1. Don’t be too dependent on the programmers
If you can not easily get a piece of art into the game yourself, bug the programmers to make it easier for you. If they won’t make it easier for you, consider switching teams.
This happened: In both of my years at DigiPen, there was a game team where the programmers failed the artists completely, and the artists had very little to show at the end of the year.
Part of the problem was, that the artists stuck to that team until the end, because the team promised to deliver later. If the programmer doesn’t get the art into the game, she may still pass her class. You however will fail your class.
2. Lighting is very important
You need to work with the graphics programmer on your team to get the lighting to look good. The only thing that can make a student game look not like a student game is good lighting. Tell your graphics programmer to work on HDR and other techniques that improve lighting.
This happened: The game team with the most artists at DigiPen this year had no programmers who’d get really excited about graphics. (They made the game in Unity, not their own engine) Despite having the best art, their game looks kinda flat. I blame bad lighting.
3. You’re also a designer
Watch this GDC talk about the art of Diablo 3. A good artist will not just provide art. To be a good artist you will consider which game design role that piece of art has to fulfill. You will know what the tech can do to make your art look better than you thought it could, and you need to know where the tech will make your art look worse than you hoped. And you need to know the limits of what the tech can do. The thing to take away from that talk is that in every single piece of art in Diablo 3 there were many considerations beyond “does it look good?”
This happened: The game team with the second most artists built a spaceship that looked absolutely brilliant. Then they set a multiplayer game in that environment. It was impossible to find other players because the space wasn’t designed well.
4. You don’t know what the limits of the tech are,
and neither do the programmers at first.
This happened: I have seen many student games with very low poly models.
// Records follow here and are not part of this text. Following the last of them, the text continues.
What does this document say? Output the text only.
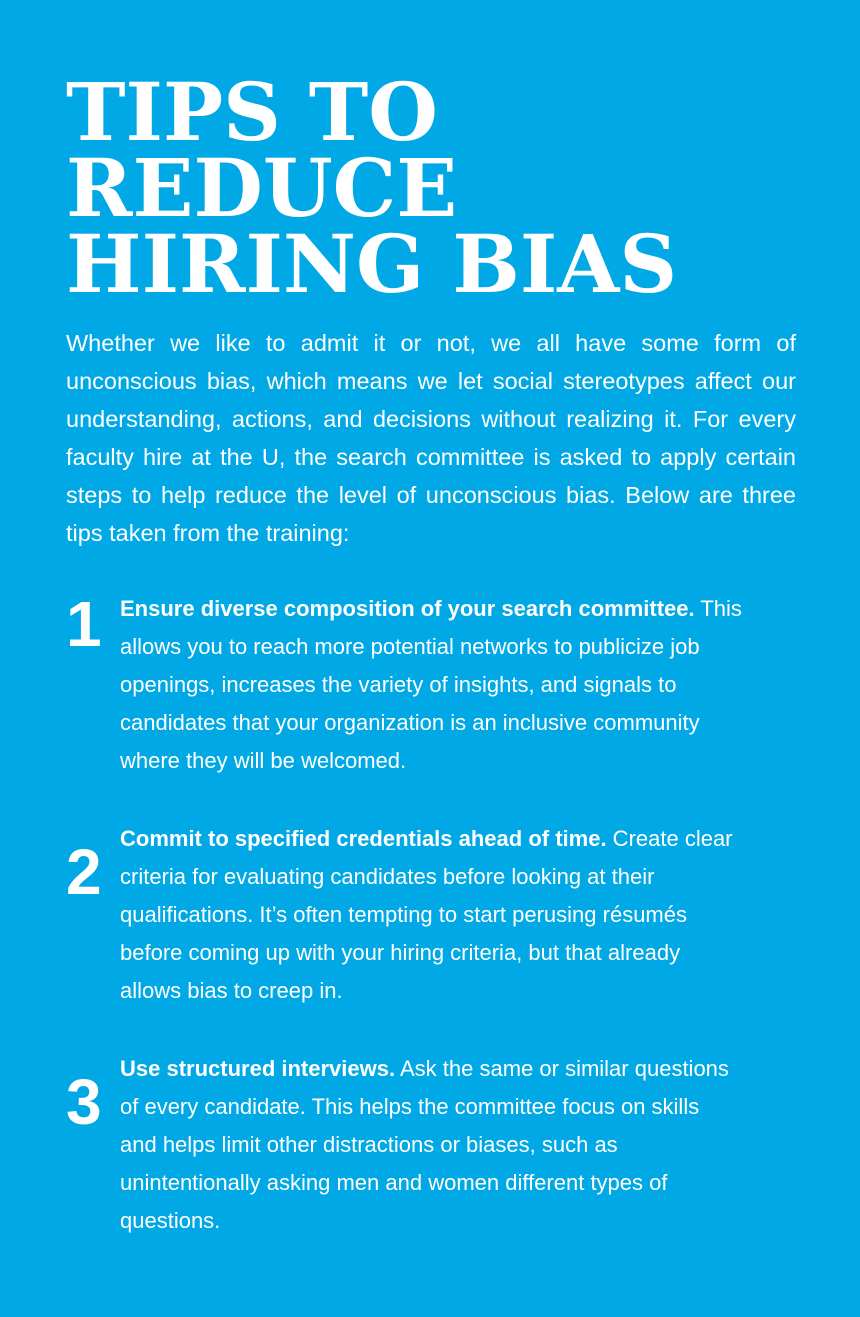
TIPS TO
REDUCE
HIRING BIAS

Whether we like to admit it or not, we all have some form of unconscious bias, which means we let social stereotypes affect our understanding, actions, and decisions without realizing it. For every faculty hire at the U, the search committee is asked to apply certain steps to help reduce the level of unconscious bias. Below are three tips taken from the training:

1 Ensure diverse composition of your search committee. This allows you to reach more potential networks to publicize job openings, increases the variety of insights, and signals to candidates that your organization is an inclusive community where they will be welcomed.

2 Commit to specified credentials ahead of time. Create clear criteria for evaluating candidates before looking at their qualifications. It’s often tempting to start perusing résumés before coming up with your hiring criteria, but that already allows bias to creep in.

3 Use structured interviews. Ask the same or similar questions of every candidate. This helps the committee focus on skills and helps limit other distractions or biases, such as unintentionally asking men and women different types of questions.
Either the artists or the programmers thought that student games probably have similar limitations as old console games. Except that student games usually don’t have a ton of stuff going on, and today’s hardware is insanely powerful. So you can probably have models with ten times as many triangles as you thought you could. Or maybe you can’t, it depends. You will almost certainly break the limits of the engine in some unexpected way. There is really no way to be protected against this, otherwise it wouldn’t be unexpected. The only piece of advice I have is: Talk to your programmers a lot, and help them figure out the limits. Do not think that your game has to look like a PS2 game because you’re making a student game. The tech limits on a student game are very different than they were on twelve year old hardware.